"Forcing" plants into premature bloom has always sounded a little coercive to me. It prompts an image of a bound and gagged plant, helpless in the hands of a desperate gardener, cowering at the point of a gun (or maybe a sharp pair of pruners). "Bloom, or else!"
It is the proper horticultural term, though, and in practice forcing is kinder and gentler than all that. What we're really talking about is coaxing branches and boughs of common backyard plants into life indoors, weeks before they start to stir outside in the cold.
This is a perfect sport for late winter when forcing is most successful. It's really a bit of everyday magic: Gather some bare sticks, bring them into the warmth and watch them unfurl tiny green leaves and delicate flowers.
The closer to the natural time of flowering you cut branches, the more quickly they will break dormancy. It's been uncommonly warm lately, which is a plus as it gets the sap moving. For best results, collect material on a day when temperatures are at least above freezing.
Forsythia is the classic forcing material and among the easiest to bring to bloom. Other good subjects to cut in March include pussy willow, red-twig dogwood, quince and spirea. Wait a few weeks and you can try branches of peach, pear, crab apple and cherry trees, mock orange and wisteria.

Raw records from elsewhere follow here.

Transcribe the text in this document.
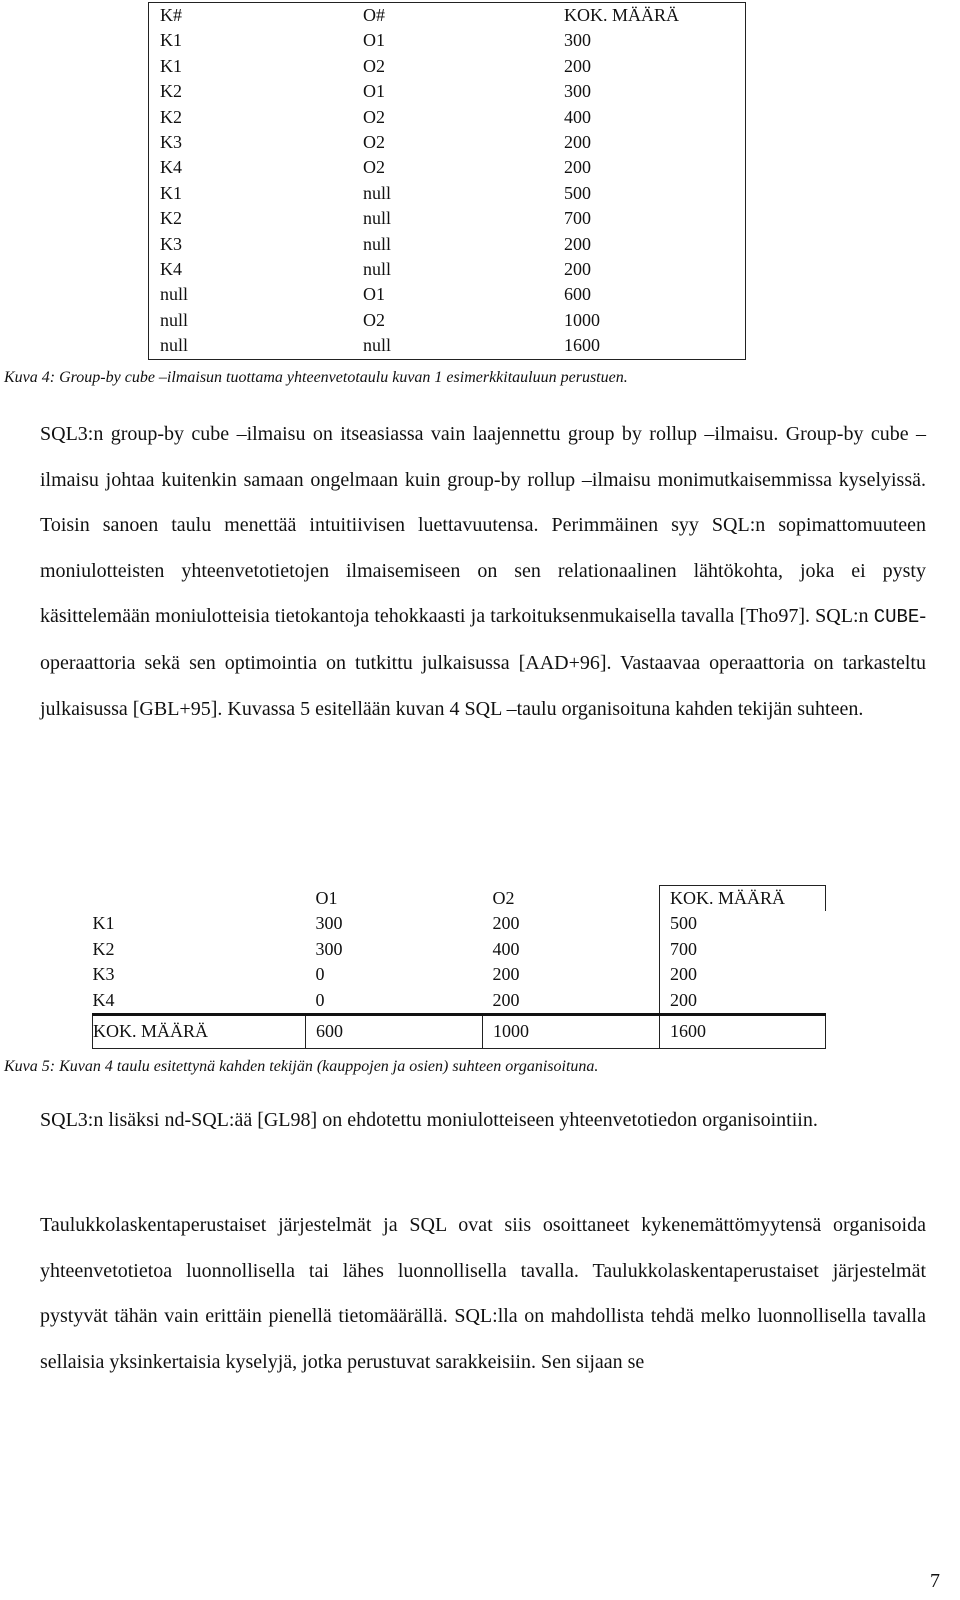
K#	O#	KOK. MÄÄRÄ
K1	O1	300
K1	O2	200
K2	O1	300
K2	O2	400
K3	O2	200
K4	O2	200
K1	null	500
K2	null	700
K3	null	200
K4	null	200
null	O1	600
null	O2	1000
null	null	1600
Kuva 4: Group-by cube –ilmaisun tuottama yhteenvetotaulu kuvan 1 esimerkkitauluun perustuen.

SQL3:n group-by cube –ilmaisu on itseasiassa vain laajennettu group by rollup –ilmaisu. Group-by cube –ilmaisu johtaa kuitenkin samaan ongelmaan kuin group-by rollup –ilmaisu monimutkaisemmissa kyselyissä. Toisin sanoen taulu menettää intuitiivisen luettavuutensa. Perimmäinen syy SQL:n sopimattomuuteen moniulotteisten yhteenvetotietojen ilmaisemiseen on sen relationaalinen lähtökohta, joka ei pysty käsittelemään moniulotteisia tietokantoja tehokkaasti ja tarkoituksenmukaisella tavalla [Tho97]. SQL:n CUBE-operaattoria sekä sen optimointia on tutkittu julkaisussa [AAD+96]. Vastaavaa operaattoria on tarkasteltu julkaisussa [GBL+95]. Kuvassa 5 esitellään kuvan 4 SQL –taulu organisoituna kahden tekijän suhteen.

	O1	O2	KOK. MÄÄRÄ
K1	300	200	500
K2	300	400	700
K3	0	200	200
K4	0	200	200
KOK. MÄÄRÄ	600	1000	1600
Kuva 5: Kuvan 4 taulu esitettynä kahden tekijän (kauppojen ja osien) suhteen organisoituna.

SQL3:n lisäksi nd-SQL:ää [GL98] on ehdotettu moniulotteiseen yhteenvetotiedon organisointiin.

Taulukkolaskentaperustaiset järjestelmät ja SQL ovat siis osoittaneet kykenemättömyytensä organisoida yhteenvetotietoa luonnollisella tai lähes luonnollisella tavalla. Taulukkolaskentaperustaiset järjestelmät pystyvät tähän vain erittäin pienellä tietomäärällä. SQL:lla on mahdollista tehdä melko luonnollisella tavalla sellaisia yksinkertaisia kyselyjä, jotka perustuvat sarakkeisiin. Sen sijaan se

7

Don't underestimate the charm of tree branches and new leaves that aren't ordinarily considered decorative. Beech twigs bear long, drooping flower spikes, red maples have curious orange-red flowers and weeping willows yield supple wands of golden-green foliage. For the unusual, ask around to locate the sweetly fragrant winter honeysuckle (a bush, not a vine) or bittersweet (a vine, not a bush), which has curling tendrils of tender green.

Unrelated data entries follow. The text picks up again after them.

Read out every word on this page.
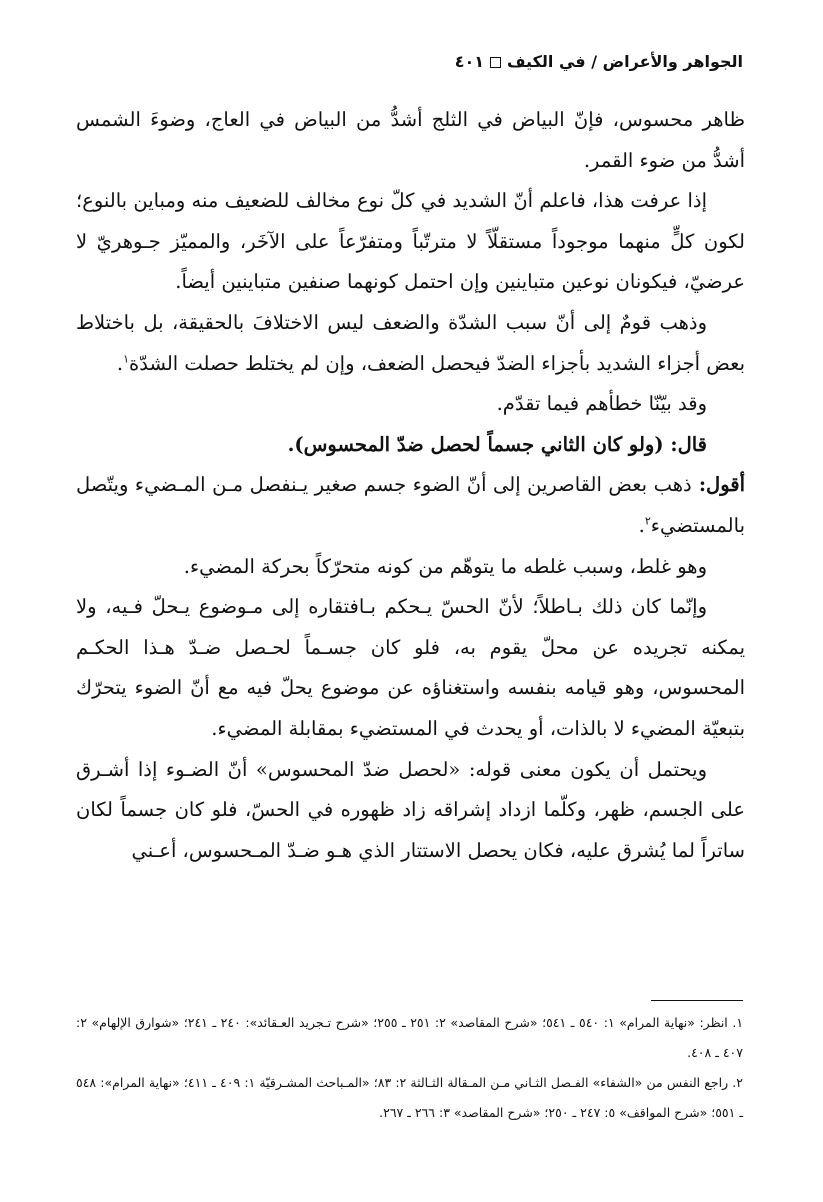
الجواهر والأعراض / في الكيف٤٠١

ظاهر محسوس، فإنّ البياض في الثلج أشدُّ من البياض في العاج، وضوءَ الشمس أشدُّ من ضوء القمر.

إذا عرفت هذا، فاعلم أنّ الشديد في كلّ نوع مخالف للضعيف منه ومباين بالنوع؛ لكون كلٍّ منهما موجوداً مستقلّاً لا مترتّباً ومتفرّعاً على الآخَر، والمميّز جـوهريّ لا عرضيّ، فيكونان نوعين متباينين وإن احتمل كونهما صنفين متباينين أيضاً.

وذهب قومٌ إلى أنّ سبب الشدّة والضعف ليس الاختلافَ بالحقيقة، بل باختلاط بعض أجزاء الشديد بأجزاء الضدّ فيحصل الضعف، وإن لم يختلط حصلت الشدّة$^١$.

وقد بيّنّا خطأهم فيما تقدّم.

قال: (ولو كان الثاني جسماً لحصل ضدّ المحسوس).

أقول: ذهب بعض القاصرين إلى أنّ الضوء جسم صغير يـنفصل مـن المـضيء ويتّصل بالمستضيء$^٢$.

وهو غلط، وسبب غلطه ما يتوهّم من كونه متحرّكاً بحركة المضيء.

وإنّما كان ذلك بـاطلاً؛ لأنّ الحسّ يـحكم بـافتقاره إلى مـوضوع يـحلّ فـيه، ولا يمكنه تجريده عن محلّ يقوم به، فلو كان جسـماً لحـصل ضـدّ هـذا الحكـم المحسوس، وهو قيامه بنفسه واستغناؤه عن موضوع يحلّ فيه مع أنّ الضوء يتحرّك بتبعيّة المضيء لا بالذات، أو يحدث في المستضيء بمقابلة المضيء.

ويحتمل أن يكون معنى قوله: «لحصل ضدّ المحسوس» أنّ الضـوء إذا أشـرق على الجسم، ظهر، وكلّما ازداد إشراقه زاد ظهوره في الحسّ، فلو كان جسماً لكان ساتراً لما يُشرق عليه، فكان يحصل الاستتار الذي هـو ضـدّ المـحسوس، أعـني

١. انظر: «نهاية المرام» ١: ٥٤٠ ـ ٥٤١؛ «شرح المقاصد» ٢: ٢٥١ ـ ٢٥٥؛ «شرح تـجريد العـقائد»: ٢٤٠ ـ ٢٤١؛ «شوارق الإلهام» ٢: ٤٠٧ ـ ٤٠٨.

٢. راجع النفس من «الشفاء» الفـصل الثـاني مـن المـقالة الثـالثة ٢: ٨٣؛ «المـباحث المشـرقيّة ١: ٤٠٩ ـ ٤١١؛ «نهاية المرام»: ٥٤٨ ـ ٥٥١؛ «شرح المواقف» ٥: ٢٤٧ ـ ٢٥٠؛ «شرح المقاصد» ٣: ٢٦٦ ـ ٢٦٧.
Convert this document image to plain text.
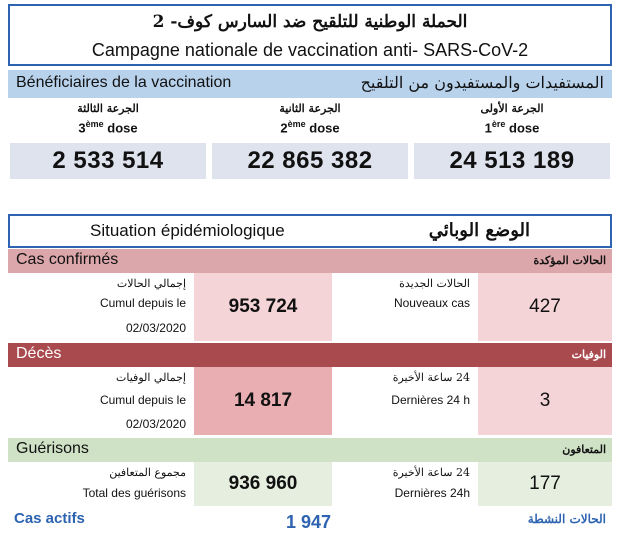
الحملة الوطنية للتلقيح ضد السارس كوف- 2
Campagne nationale de vaccination anti- SARS-CoV-2
Bénéficiaires de la vaccination	المستفيدات والمستفيدون من التلقيح
الجرعة الثالثة
3ème dose
2 533 514
الجرعة الثانية
2ème dose
22 865 382
الجرعة الأولى
1ère dose
24 513 189
Situation épidémiologique	الوضع الوبائي
Cas confirmés	الحالات المؤكدة
إجمالي الحالات
Cumul depuis le
02/03/2020
953 724
الحالات الجديدة
Nouveaux cas	427
Décès	الوفيات
إجمالي الوفيات
Cumul depuis le
02/03/2020
14 817
24 ساعة الأخيرة
Dernières 24 h	3
Guérisons	المتعافون
مجموع المتعافين
Total des guérisons	936 960
24 ساعة الأخيرة
Dernières 24h	177
Cas actifs	1 947	الحالات النشطة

Cull branches of 10 to 24 inches, pruning with an eye to maintaining your shrubbery's graceful, natural shape. Place branches in cold water in a dim place for a day or so to avoid shocking them. Then cut stems again on an angle and make a few slashes vertically up the stem to improve water absorption. If you want to speed things up by loosening the buds, you can even submerge your branches in a tub of water for a couple of hours, but this isn't strictly necessary.

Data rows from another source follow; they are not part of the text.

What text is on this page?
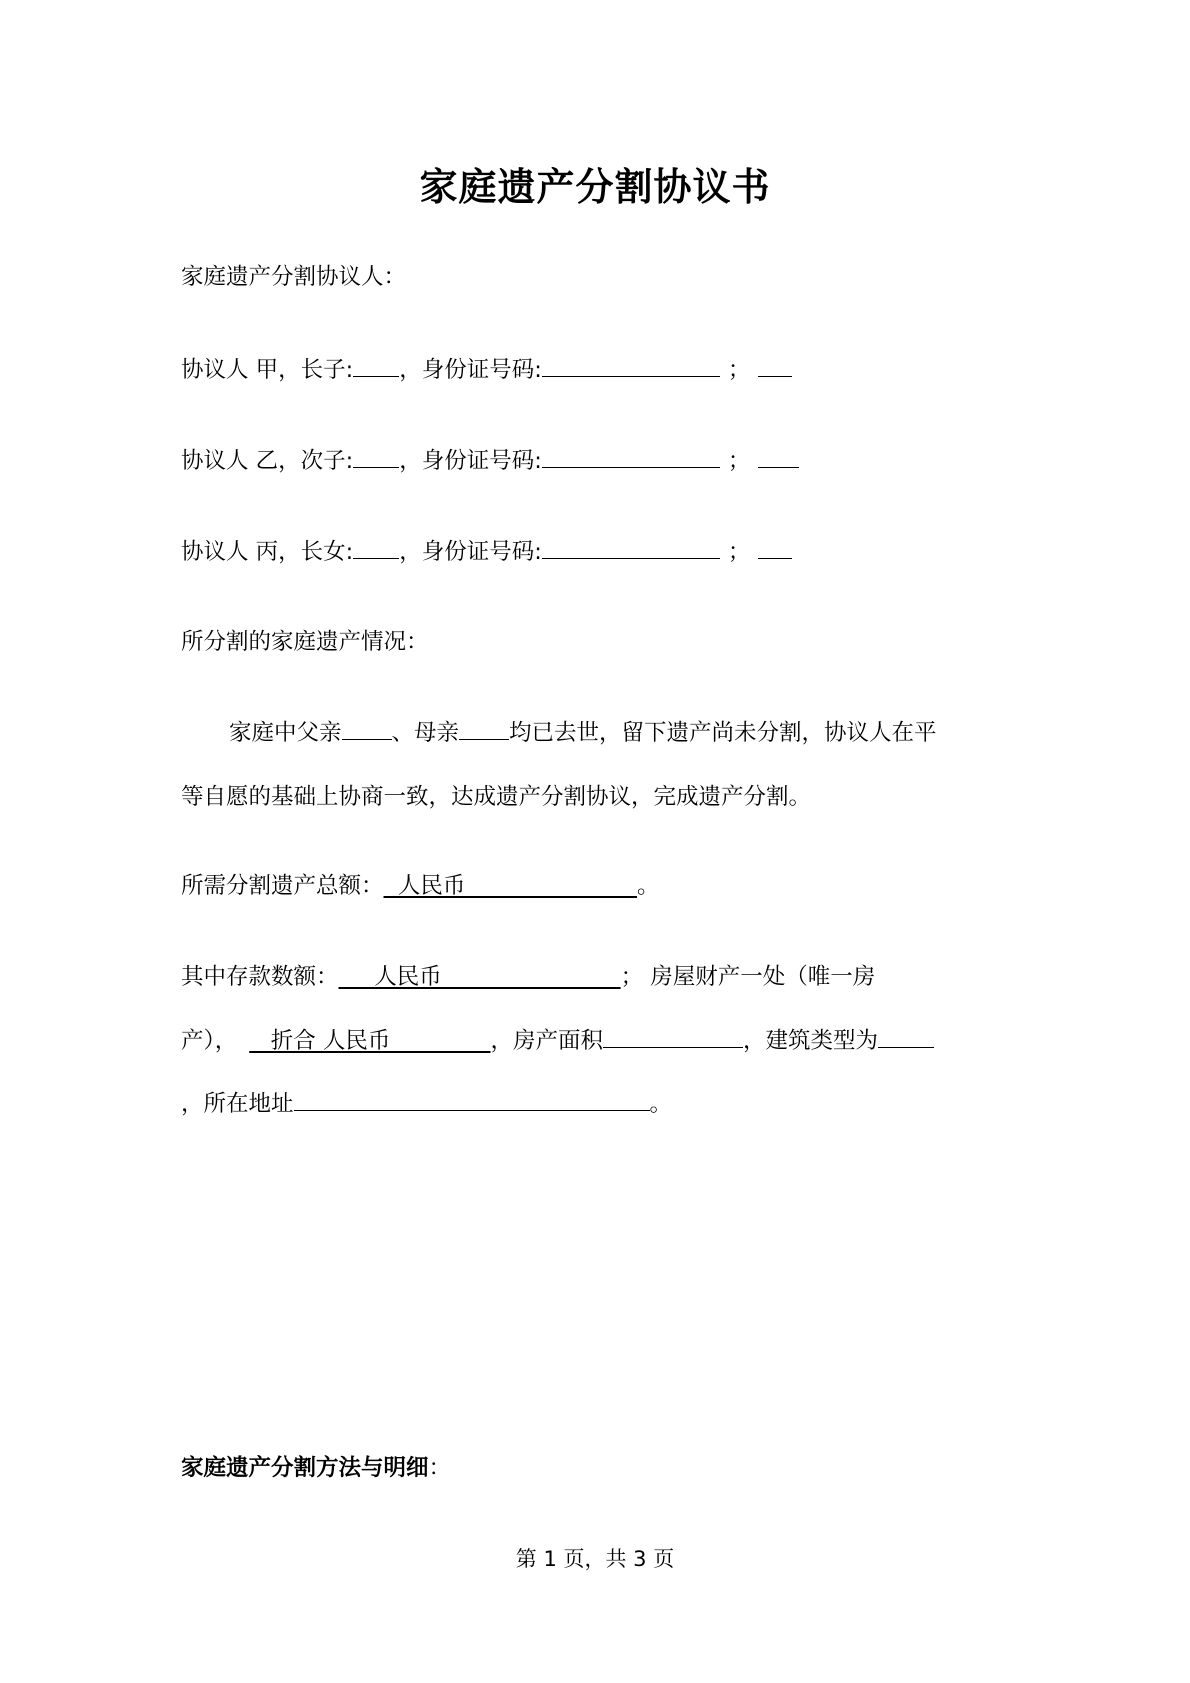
家庭遗产分割协议书
家庭遗产分割协议人：
协议人 甲，长子: ，身份证号码:	；
协议人 乙，次子: ，身份证号码:	；
协议人 丙，长女: ，身份证号码:	；
所分割的家庭遗产情况：
家庭中父亲 、母亲 均已去世，留下遗产尚未分割，协议人在平
等自愿的基础上协商一致，达成遗产分割协议，完成遗产分割。
所需分割遗产总额：  人民币                        。
其中存款数额：     人民币                         ； 房屋财产一处（唯一房
产），   折合 人民币              ，房产面积	，建筑类型为
，所在地址	。
家庭遗产分割方法与明细：
第 1 页，共 3 页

Keep your cuttings in a cool location out of direct sun and then just wait, refreshing the water as needed. In 10 days to four weeks (depending on species) buds will fatten up and start to show color. That's when you can move the branches into a bright, warm location to prompt blooming, the final chapter of the process.
The rewards of this bit of plant persuasion are quite uplifting and you'll want to show off your handiwork in a conspicuous location. The most common reaction I hear to my gaudy, bawdy forced forsythia whips is an incredulous "Are those real??!!" Yup.
Display your flowering branches with or without more conventional companions. Try pink florist tulips with forced purple-leaf plum. Or forsythia with yellow and white daffodils, soaking the dafs separately in cold water first to counteract sap that can cause other flowers to wilt. If top-heavy branches threaten to topple a favorite vase, fill it half-way with sand or pebbles before adding water.
Above all, experiment with what you have on hand and don't be discouraged if some plant material doesn't respond well. Forcing is free, easy and fun -- and you just might conjure up a touch of spring to tide you over until the real thing comes along.